WRECKLESS ERIC has unveiled a new video to trail his forthcoming new album.

The cinematic instrumental 'Into The Majestic' is taken from Leisureland, his first album since 2019's Transience and debut for Tapete Records.

The video, made by Eric himself, was shot in and around Cromer and visualises his DIY and somewhat ramshackle approach to recording.

"The derelict interior of the Majestic cinema: broken seats, rotting red velvet, fallen, gilt-covered plaster mouldings…the screen, ripped and lurching. It could be the theme for a budget TV soap. The music plays, the credits roll, mugshots of the cast of everyday characters loom and disappear - Mr Braithwaite played by a well-loved British character actor in his eighties with disquietingly perfect teeth; a genial young policemen, all sticky-out ears and Brillianteened quiff; an old sea salt; an antique dealer; a brace of lady dog breeders… Normal folk just like you and me."

A native of Newhaven, East Sussex, Eric came to new wave prominence with iconic singles like 'Whole Wide World' and 'Reconnez Cherie' for Stiff Records. Releasing the Top 50 self-titled debut album in 1978, he also featured on the now legendary Live Stiffs tour and album alongside Ian Dury, Elvis Costello, Larry Wallis and Nick Lowe. He later joined the garage-punk revival with The Len Bright Combo. In more recent years, 'Whole Wide World' has enjoyed a certain immortality with covers by the Monkees, Mental As Anything, The Proclaimers, The Lightning Seeds, Billy Joe Armstrong and numerous others.

"Before the pandemic I used to tour all the time," he says. It was almost as though I was addicted to it - new places, new people. During the lockdown I couldn’t go anywhere. I think that’s why I started to invent a place.

"Covid hit me hard, damaged my lungs, gave me a heart attack - I almost died in the emergency room. I began to feel extremely…mortal. I began to look at where I’ve been and where I come from. Maybe to get my mind off the ultimate destination.

"When Standing Water first came along I had the British seaside town of Cromer in North Norfolk in mind. It quickly encompassed other seaside towns until it became its own place. British seaside towns with their stagnant boating lakes (filled in and set up for Crazy Golf) are a most peculiar contradiction - amusement arcades, unemployment. People flock in, spend money, but the locals don’t get rich, they pushed out. They end up on the Brownfield Estate, tucked away behind the out of town supermarket, where local children play on grassed-over landfills that seep methane gas.

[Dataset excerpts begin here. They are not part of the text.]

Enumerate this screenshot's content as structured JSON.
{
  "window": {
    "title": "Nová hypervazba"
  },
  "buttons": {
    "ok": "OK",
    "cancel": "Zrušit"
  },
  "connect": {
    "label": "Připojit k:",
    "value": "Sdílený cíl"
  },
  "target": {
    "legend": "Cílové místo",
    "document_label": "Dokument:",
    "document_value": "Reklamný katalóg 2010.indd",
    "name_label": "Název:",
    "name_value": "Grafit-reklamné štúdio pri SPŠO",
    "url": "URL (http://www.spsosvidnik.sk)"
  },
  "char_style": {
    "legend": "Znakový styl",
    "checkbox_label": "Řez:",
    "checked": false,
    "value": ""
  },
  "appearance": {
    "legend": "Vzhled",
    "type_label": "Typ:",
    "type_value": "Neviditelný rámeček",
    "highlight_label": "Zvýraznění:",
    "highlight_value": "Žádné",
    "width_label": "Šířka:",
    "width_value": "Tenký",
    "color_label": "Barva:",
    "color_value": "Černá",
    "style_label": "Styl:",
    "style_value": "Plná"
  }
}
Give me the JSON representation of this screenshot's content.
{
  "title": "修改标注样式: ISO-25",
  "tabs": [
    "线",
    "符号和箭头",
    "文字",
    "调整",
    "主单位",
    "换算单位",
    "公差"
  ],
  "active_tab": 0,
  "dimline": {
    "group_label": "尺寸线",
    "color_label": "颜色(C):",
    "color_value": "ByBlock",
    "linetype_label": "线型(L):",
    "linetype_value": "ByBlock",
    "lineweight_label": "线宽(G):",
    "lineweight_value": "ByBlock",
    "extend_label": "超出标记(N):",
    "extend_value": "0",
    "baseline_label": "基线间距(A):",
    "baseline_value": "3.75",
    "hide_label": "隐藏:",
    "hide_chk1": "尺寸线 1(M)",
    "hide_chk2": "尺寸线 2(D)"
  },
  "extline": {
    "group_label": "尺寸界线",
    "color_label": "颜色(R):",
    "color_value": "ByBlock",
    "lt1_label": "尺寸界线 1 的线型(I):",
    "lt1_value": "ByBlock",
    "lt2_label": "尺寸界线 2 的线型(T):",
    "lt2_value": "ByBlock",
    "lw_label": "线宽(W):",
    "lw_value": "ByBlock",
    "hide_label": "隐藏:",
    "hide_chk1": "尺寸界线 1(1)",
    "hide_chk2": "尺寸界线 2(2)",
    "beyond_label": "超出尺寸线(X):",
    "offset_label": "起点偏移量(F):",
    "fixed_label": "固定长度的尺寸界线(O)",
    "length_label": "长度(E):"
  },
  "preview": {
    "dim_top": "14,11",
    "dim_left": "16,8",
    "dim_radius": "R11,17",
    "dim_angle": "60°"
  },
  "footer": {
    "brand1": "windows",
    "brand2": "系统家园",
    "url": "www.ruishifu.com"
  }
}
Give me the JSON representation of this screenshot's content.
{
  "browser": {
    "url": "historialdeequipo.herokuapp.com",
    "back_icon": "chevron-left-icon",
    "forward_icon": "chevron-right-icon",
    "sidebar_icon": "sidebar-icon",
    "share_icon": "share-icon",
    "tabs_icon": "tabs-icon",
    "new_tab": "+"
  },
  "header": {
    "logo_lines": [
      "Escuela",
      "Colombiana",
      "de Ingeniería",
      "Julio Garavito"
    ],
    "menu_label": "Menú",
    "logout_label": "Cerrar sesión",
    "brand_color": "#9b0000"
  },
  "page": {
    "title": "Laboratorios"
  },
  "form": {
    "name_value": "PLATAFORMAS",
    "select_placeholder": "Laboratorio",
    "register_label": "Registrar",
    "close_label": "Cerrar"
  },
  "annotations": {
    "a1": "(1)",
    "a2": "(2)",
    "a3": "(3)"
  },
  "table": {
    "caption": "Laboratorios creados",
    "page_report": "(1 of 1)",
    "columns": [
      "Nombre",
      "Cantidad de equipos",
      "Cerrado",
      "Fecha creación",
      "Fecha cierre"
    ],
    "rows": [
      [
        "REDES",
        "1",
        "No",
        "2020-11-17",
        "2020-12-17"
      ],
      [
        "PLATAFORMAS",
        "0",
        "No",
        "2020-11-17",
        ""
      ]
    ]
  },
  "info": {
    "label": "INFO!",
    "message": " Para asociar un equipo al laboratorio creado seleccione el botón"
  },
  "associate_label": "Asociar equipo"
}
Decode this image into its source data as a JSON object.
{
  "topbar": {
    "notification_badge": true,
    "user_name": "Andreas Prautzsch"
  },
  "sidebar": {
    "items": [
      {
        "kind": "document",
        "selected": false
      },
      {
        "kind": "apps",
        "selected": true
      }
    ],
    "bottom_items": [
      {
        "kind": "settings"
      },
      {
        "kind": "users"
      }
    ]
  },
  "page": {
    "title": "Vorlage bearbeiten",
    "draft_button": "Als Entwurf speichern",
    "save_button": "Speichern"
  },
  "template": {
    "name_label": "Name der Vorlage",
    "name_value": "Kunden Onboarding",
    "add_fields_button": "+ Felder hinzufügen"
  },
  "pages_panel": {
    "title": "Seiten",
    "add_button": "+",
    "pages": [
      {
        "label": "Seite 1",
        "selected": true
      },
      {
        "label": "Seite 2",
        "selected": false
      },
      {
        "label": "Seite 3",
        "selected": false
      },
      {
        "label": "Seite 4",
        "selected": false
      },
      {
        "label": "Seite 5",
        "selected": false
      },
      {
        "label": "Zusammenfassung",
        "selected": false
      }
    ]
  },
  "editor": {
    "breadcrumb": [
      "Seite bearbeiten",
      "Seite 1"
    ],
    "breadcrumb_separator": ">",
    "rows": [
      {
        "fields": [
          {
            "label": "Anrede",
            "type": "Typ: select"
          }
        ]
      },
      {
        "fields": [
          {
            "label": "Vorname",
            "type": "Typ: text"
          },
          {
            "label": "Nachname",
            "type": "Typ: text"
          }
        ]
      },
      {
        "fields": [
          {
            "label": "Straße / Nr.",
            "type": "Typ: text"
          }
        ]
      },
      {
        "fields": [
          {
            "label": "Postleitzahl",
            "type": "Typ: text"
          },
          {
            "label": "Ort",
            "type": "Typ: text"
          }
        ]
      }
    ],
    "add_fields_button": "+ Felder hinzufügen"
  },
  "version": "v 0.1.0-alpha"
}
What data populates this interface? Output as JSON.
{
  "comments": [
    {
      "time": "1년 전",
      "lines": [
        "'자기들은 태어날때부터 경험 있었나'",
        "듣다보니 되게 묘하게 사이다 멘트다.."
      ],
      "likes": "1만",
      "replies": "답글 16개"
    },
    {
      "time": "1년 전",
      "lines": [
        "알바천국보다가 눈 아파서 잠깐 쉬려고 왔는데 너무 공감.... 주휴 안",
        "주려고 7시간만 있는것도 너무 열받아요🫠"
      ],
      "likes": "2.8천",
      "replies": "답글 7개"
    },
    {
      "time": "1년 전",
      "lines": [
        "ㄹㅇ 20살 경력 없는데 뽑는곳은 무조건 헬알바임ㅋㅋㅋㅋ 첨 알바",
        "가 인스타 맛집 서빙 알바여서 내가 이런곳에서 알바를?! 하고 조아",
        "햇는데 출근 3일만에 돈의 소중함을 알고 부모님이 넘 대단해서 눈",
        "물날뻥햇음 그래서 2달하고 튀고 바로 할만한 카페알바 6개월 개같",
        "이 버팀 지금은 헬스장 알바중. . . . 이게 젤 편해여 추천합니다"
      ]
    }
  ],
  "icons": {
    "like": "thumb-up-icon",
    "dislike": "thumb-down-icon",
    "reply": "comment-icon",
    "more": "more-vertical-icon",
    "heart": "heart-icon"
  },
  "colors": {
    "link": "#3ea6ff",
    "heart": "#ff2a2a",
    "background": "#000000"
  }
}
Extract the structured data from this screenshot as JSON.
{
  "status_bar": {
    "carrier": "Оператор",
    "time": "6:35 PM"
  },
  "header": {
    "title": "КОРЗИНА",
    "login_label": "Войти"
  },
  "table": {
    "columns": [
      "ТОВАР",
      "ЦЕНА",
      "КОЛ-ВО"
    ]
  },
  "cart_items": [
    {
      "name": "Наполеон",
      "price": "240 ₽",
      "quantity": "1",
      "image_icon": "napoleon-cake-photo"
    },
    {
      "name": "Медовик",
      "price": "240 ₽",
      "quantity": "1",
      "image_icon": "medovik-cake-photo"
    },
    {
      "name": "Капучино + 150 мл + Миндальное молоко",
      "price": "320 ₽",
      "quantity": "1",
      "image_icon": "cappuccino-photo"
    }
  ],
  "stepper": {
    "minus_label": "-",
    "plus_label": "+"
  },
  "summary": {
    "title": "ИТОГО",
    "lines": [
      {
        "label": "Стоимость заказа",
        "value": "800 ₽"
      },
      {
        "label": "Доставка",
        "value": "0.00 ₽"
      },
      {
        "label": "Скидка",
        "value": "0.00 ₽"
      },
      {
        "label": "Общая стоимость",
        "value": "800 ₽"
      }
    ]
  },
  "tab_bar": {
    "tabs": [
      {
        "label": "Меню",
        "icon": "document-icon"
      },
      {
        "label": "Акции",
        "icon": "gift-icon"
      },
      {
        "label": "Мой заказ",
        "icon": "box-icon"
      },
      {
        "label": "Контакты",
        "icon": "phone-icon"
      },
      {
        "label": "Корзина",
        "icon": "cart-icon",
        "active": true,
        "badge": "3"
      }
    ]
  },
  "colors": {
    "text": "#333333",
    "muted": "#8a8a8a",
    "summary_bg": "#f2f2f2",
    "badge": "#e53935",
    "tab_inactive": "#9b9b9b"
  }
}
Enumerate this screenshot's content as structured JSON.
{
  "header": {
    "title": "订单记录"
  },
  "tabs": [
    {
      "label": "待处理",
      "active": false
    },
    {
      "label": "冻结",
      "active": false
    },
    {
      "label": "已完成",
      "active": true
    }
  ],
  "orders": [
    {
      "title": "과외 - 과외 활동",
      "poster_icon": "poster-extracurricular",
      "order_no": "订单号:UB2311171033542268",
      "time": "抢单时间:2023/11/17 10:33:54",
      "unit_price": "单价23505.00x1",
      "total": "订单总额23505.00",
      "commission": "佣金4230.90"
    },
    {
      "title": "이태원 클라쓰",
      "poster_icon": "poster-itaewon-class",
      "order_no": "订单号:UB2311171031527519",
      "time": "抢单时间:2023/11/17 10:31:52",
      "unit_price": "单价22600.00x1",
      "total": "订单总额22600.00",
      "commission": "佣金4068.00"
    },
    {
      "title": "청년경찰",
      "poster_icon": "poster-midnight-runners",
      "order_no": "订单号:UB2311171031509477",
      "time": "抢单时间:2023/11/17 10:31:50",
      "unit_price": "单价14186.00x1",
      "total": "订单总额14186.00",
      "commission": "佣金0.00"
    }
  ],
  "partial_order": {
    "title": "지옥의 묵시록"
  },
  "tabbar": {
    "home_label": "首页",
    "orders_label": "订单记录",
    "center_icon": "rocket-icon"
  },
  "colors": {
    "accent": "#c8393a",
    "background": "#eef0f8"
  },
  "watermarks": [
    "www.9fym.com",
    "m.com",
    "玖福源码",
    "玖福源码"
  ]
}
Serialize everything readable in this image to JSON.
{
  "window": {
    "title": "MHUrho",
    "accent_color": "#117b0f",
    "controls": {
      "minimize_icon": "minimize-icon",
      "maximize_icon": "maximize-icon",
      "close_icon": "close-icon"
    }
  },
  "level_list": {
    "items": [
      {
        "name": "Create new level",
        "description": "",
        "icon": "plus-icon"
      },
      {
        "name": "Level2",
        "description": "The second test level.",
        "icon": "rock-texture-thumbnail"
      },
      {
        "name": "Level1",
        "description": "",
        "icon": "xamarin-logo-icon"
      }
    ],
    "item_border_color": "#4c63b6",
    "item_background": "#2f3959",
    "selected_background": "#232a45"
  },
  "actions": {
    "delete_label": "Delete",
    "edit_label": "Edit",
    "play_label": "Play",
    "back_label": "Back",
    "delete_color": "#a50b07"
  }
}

"I should tell you about the new album, but I can’t - you’ll have to figure that out for yourself," says Eric. "It shouldn’t be difficult. There’s a cough on every one of my later albums. This one breaks with tradition, it contains a sniff. There might be a small prize if you can find it, perhaps a weekend getaway for three people in Standing Water."

Leisureland is set for release on 25 August through Tapete.